Quien se proclama autonomista y se opone al cambio es a lo sumo un conservador, bien del tipo malicioso, bien del ingenuo, un peligro en ambos casos. El conservadurismo es lo opuesto al ser universitario. Del conservadurismo al purismo tradicionalista hay apenas un paso. Las tradiciones son buenas, cuando sirven de contrapeso a la propensión disgregativa, al atribuir sentido a la memoria del pasado. Dejan de serlo y se convierten en fidelidades inerciales, y aun en fuerzas regresivas, al erigirse en escollos retrospectivos que estorban el cambio necesario.

¿Tendría que cambiar hoy la universidad? No cabe duda. Lo ha hecho durante su casi milenaria trayectoria, para sobreponerse a las acechanzas de los poderes religioso y secular, en un periplo iniciado en la baja Edad Media. Un dispositivo institucional consagrado a la creación intelectual, al conocimiento científico, a la reflexión humanística, a la sensibilidad estética obedece a un dinamismo entrañable, a la energía de la pulsión innovadora, al vértigo del descubrimiento y la invención. No sorprenderá entonces que su voluntad cognoscente se proyecte con idéntica legitimidad hacia el mundo tanto como hacia sí misma.

Que sus facultades críticas y sus destrezas analíticas se apliquen al autoescrutinio responde a una exigencia intrínseca, no impuesta desde el exterior: la necesidad de renovarse íntimamente, de enriquecer sus medios de actuación, de prescindir de lo anticuado, de volver a negociar consigo misma el delicado compromiso entre identidad y transformación. Es una necesidad, en resumen, de perfeccionarse para ser mejor.

Los enemigos de la universidad también proclaman las bondades del cambio. Ya otras veces han esgrimido los preceptos rituales de la «transformación». ¿Cuáles cambios, para qué, hacia dónde, cómo emprenderlos? Quieren cambiarla no para que sea mejor sino para instituir su servidumbre, para transformarla en otra cosa, adulterarla, adocenarla mellando el filo de su originalidad ingénita, empujándola a una inanidad crepuscular mientras se entregan a febriles madrugonazos legislativos.

Proponen entonces modificaciones de su estructura y sus prácticas, incompatibles con el ser universitario. Lo muestran inequívocamente las oprobiosas sentencias del Tribunal Supremo de Justicia que ordenan a la universidad hacer elecciones en condiciones inadmisibles. Lo revelan también las decisiones del Ministerio de Educación Universitaria, ya al pretender «priorizar» ciertas carreras, ya al imponer a las universidades un régimen evaluativo del desempeño institucional que quizás reprobaría el sedicente evaluador. Los enemigos de la universidad convocan a su negación y perpetran sin atenuantes un delito de lesa ontología.
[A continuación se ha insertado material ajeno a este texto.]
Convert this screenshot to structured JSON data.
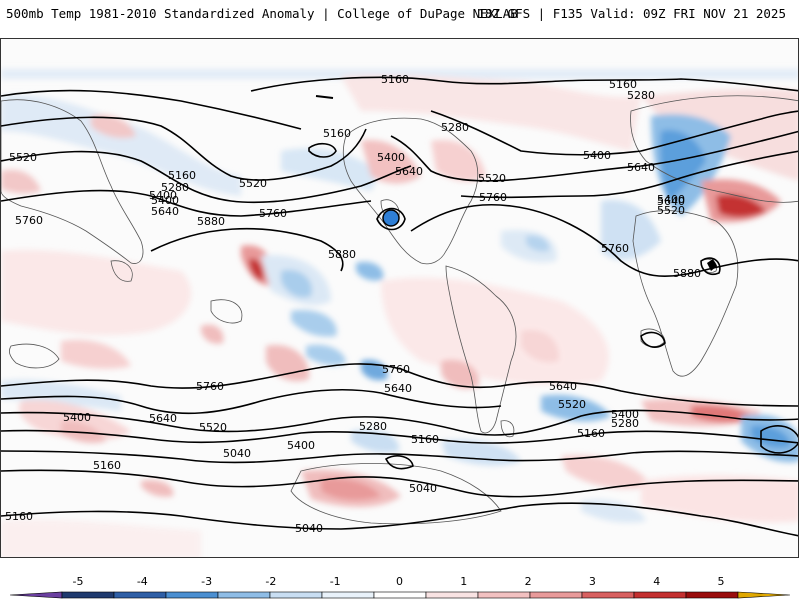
{
  "header": {
    "title_left": "500mb Temp 1981-2010 Standardized Anomaly | College of DuPage NEXLAB",
    "title_right": "18Z GFS | F135 Valid: 09Z FRI NOV 21 2025"
  },
  "contour_labels": [
    "5160",
    "5160",
    "5280",
    "5160",
    "5400",
    "5280",
    "5640",
    "5520",
    "5400",
    "5520",
    "5400",
    "5640",
    "5160",
    "5280",
    "5400",
    "5640",
    "5520",
    "5760",
    "5760",
    "5880",
    "5880",
    "5760",
    "5640",
    "5520",
    "5400",
    "5760",
    "5880",
    "5760",
    "5640",
    "5760",
    "5640",
    "5400",
    "5520",
    "5400",
    "5640",
    "5520",
    "5280",
    "5400",
    "5160",
    "5280",
    "5160",
    "5040",
    "5040",
    "5160",
    "5160",
    "5040"
  ],
  "colorbar": {
    "ticks": [
      "-5",
      "-4",
      "-3",
      "-2",
      "-1",
      "0",
      "1",
      "2",
      "3",
      "4",
      "5"
    ],
    "colors": [
      "#6b3fa0",
      "#1f3a6e",
      "#2f5fa6",
      "#4b8fd1",
      "#8fbde6",
      "#c9def2",
      "#e9f2fa",
      "#ffffff",
      "#f9e3e3",
      "#f2c1c1",
      "#e89a9a",
      "#d86060",
      "#c43030",
      "#9a0d0d",
      "#e0a800"
    ]
  }
}
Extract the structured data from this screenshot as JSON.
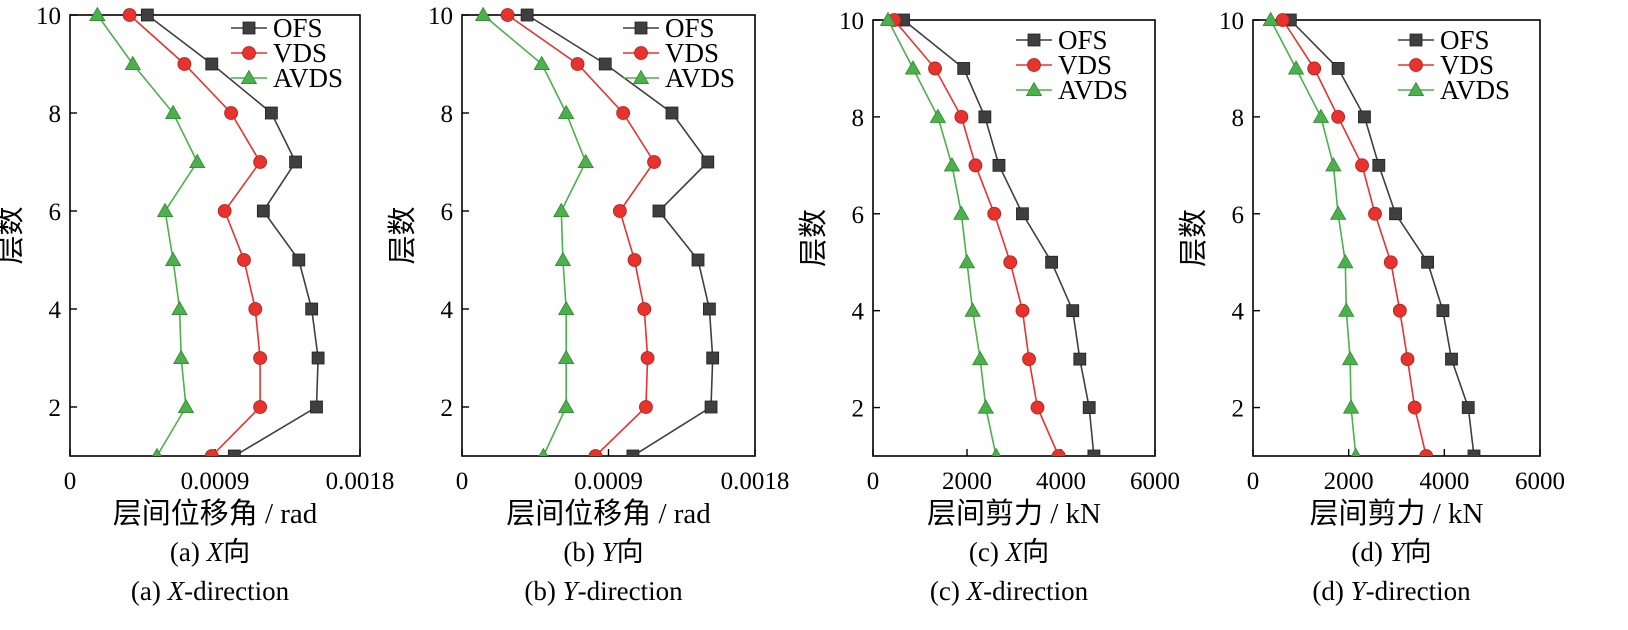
{
  "colors": {
    "OFS": "#3f3f3f",
    "VDS": "#e8322d",
    "AVDS": "#4cb04c",
    "axis": "#000000"
  },
  "markers": {
    "OFS": "square",
    "VDS": "circle",
    "AVDS": "triangle"
  },
  "chart_data": [
    {
      "type": "line",
      "orientation": "x-value-y-storey",
      "caption_cn_prefix": "(a) ",
      "caption_cn_var": "X",
      "caption_cn_suffix": "向",
      "caption_en_prefix": "(a) ",
      "caption_en_var": "X",
      "caption_en_suffix": "-direction",
      "xlabel": "层间位移角 / rad",
      "ylabel": "层数",
      "xlim": [
        0,
        0.0018
      ],
      "ylim": [
        1,
        10
      ],
      "xticks": [
        0,
        0.0009,
        0.0018
      ],
      "xtick_labels": [
        "0",
        "0.0009",
        "0.0018"
      ],
      "yticks": [
        2,
        4,
        6,
        8,
        10
      ],
      "ytick_labels": [
        "2",
        "4",
        "6",
        "8",
        "10"
      ],
      "legend_position": "top-right",
      "y": [
        1,
        2,
        3,
        4,
        5,
        6,
        7,
        8,
        9,
        10
      ],
      "series": [
        {
          "name": "OFS",
          "values": [
            0.00102,
            0.00153,
            0.00154,
            0.0015,
            0.00142,
            0.0012,
            0.0014,
            0.00125,
            0.00088,
            0.00048
          ]
        },
        {
          "name": "VDS",
          "values": [
            0.00088,
            0.00118,
            0.00118,
            0.00115,
            0.00108,
            0.00096,
            0.00118,
            0.001,
            0.00071,
            0.00037
          ]
        },
        {
          "name": "AVDS",
          "values": [
            0.00054,
            0.00072,
            0.00069,
            0.00068,
            0.00064,
            0.00059,
            0.00079,
            0.00064,
            0.00039,
            0.00017
          ]
        }
      ]
    },
    {
      "type": "line",
      "orientation": "x-value-y-storey",
      "caption_cn_prefix": "(b) ",
      "caption_cn_var": "Y",
      "caption_cn_suffix": "向",
      "caption_en_prefix": "(b) ",
      "caption_en_var": "Y",
      "caption_en_suffix": "-direction",
      "xlabel": "层间位移角 / rad",
      "ylabel": "层数",
      "xlim": [
        0,
        0.0018
      ],
      "ylim": [
        1,
        10
      ],
      "xticks": [
        0,
        0.0009,
        0.0018
      ],
      "xtick_labels": [
        "0",
        "0.0009",
        "0.0018"
      ],
      "yticks": [
        2,
        4,
        6,
        8,
        10
      ],
      "ytick_labels": [
        "2",
        "4",
        "6",
        "8",
        "10"
      ],
      "legend_position": "top-right",
      "y": [
        1,
        2,
        3,
        4,
        5,
        6,
        7,
        8,
        9,
        10
      ],
      "series": [
        {
          "name": "OFS",
          "values": [
            0.00105,
            0.00153,
            0.00154,
            0.00152,
            0.00145,
            0.00121,
            0.00151,
            0.00129,
            0.00088,
            0.0004
          ]
        },
        {
          "name": "VDS",
          "values": [
            0.00082,
            0.00113,
            0.00114,
            0.00112,
            0.00106,
            0.00097,
            0.00118,
            0.00099,
            0.00071,
            0.00028
          ]
        },
        {
          "name": "AVDS",
          "values": [
            0.0005,
            0.00064,
            0.00064,
            0.00064,
            0.00062,
            0.00061,
            0.00076,
            0.00064,
            0.00049,
            0.00013
          ]
        }
      ]
    },
    {
      "type": "line",
      "orientation": "x-value-y-storey",
      "caption_cn_prefix": "(c) ",
      "caption_cn_var": "X",
      "caption_cn_suffix": "向",
      "caption_en_prefix": "(c) ",
      "caption_en_var": "X",
      "caption_en_suffix": "-direction",
      "xlabel": "层间剪力 / kN",
      "ylabel": "层数",
      "xlim": [
        0,
        6000
      ],
      "ylim": [
        1,
        10
      ],
      "xticks": [
        0,
        2000,
        4000,
        6000
      ],
      "xtick_labels": [
        "0",
        "2000",
        "4000",
        "6000"
      ],
      "yticks": [
        2,
        4,
        6,
        8,
        10
      ],
      "ytick_labels": [
        "2",
        "4",
        "6",
        "8",
        "10"
      ],
      "legend_position": "top-right",
      "y": [
        1,
        2,
        3,
        4,
        5,
        6,
        7,
        8,
        9,
        10
      ],
      "series": [
        {
          "name": "OFS",
          "values": [
            4700,
            4600,
            4400,
            4250,
            3800,
            3180,
            2680,
            2380,
            1930,
            650
          ]
        },
        {
          "name": "VDS",
          "values": [
            3950,
            3500,
            3320,
            3180,
            2920,
            2580,
            2180,
            1880,
            1320,
            450
          ]
        },
        {
          "name": "AVDS",
          "values": [
            2620,
            2400,
            2280,
            2120,
            2000,
            1880,
            1680,
            1380,
            850,
            320
          ]
        }
      ]
    },
    {
      "type": "line",
      "orientation": "x-value-y-storey",
      "caption_cn_prefix": "(d) ",
      "caption_cn_var": "Y",
      "caption_cn_suffix": "向",
      "caption_en_prefix": "(d) ",
      "caption_en_var": "Y",
      "caption_en_suffix": "-direction",
      "xlabel": "层间剪力 / kN",
      "ylabel": "层数",
      "xlim": [
        0,
        6000
      ],
      "ylim": [
        1,
        10
      ],
      "xticks": [
        0,
        2000,
        4000,
        6000
      ],
      "xtick_labels": [
        "0",
        "2000",
        "4000",
        "6000"
      ],
      "yticks": [
        2,
        4,
        6,
        8,
        10
      ],
      "ytick_labels": [
        "2",
        "4",
        "6",
        "8",
        "10"
      ],
      "legend_position": "top-right",
      "y": [
        1,
        2,
        3,
        4,
        5,
        6,
        7,
        8,
        9,
        10
      ],
      "series": [
        {
          "name": "OFS",
          "values": [
            4620,
            4500,
            4150,
            3970,
            3650,
            2980,
            2630,
            2330,
            1780,
            780
          ]
        },
        {
          "name": "VDS",
          "values": [
            3620,
            3380,
            3230,
            3070,
            2880,
            2550,
            2280,
            1780,
            1280,
            620
          ]
        },
        {
          "name": "AVDS",
          "values": [
            2150,
            2050,
            2030,
            1950,
            1930,
            1780,
            1680,
            1420,
            900,
            370
          ]
        }
      ]
    }
  ]
}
En las actuales circunstancias hablar de autonomía y reivindicar el estado de cosas que aquella consagra puede valer como primera línea de defensa de la institución. Pero esta reacción preservadora no será suficiente, porque reduce la estrategia defensiva a un antagonismo simplista, un pulso cuyo desenlace favorecerá al poder. Frente a la agresión continua no le bastará a la universidad con desempolvar los viejos títulos. Es imperioso enarbolar nuevas razones basadas en una profunda evaluación de sí misma, una sincera introspección. Y para eso está allí la autonomía: para infundirle el aliento que la transforme sin negarla, que la confirme sin fosilizarla, que la haga fuerte y no pétrea.


Víctor Rago A., profesor de la Universidad Central de Venezuela.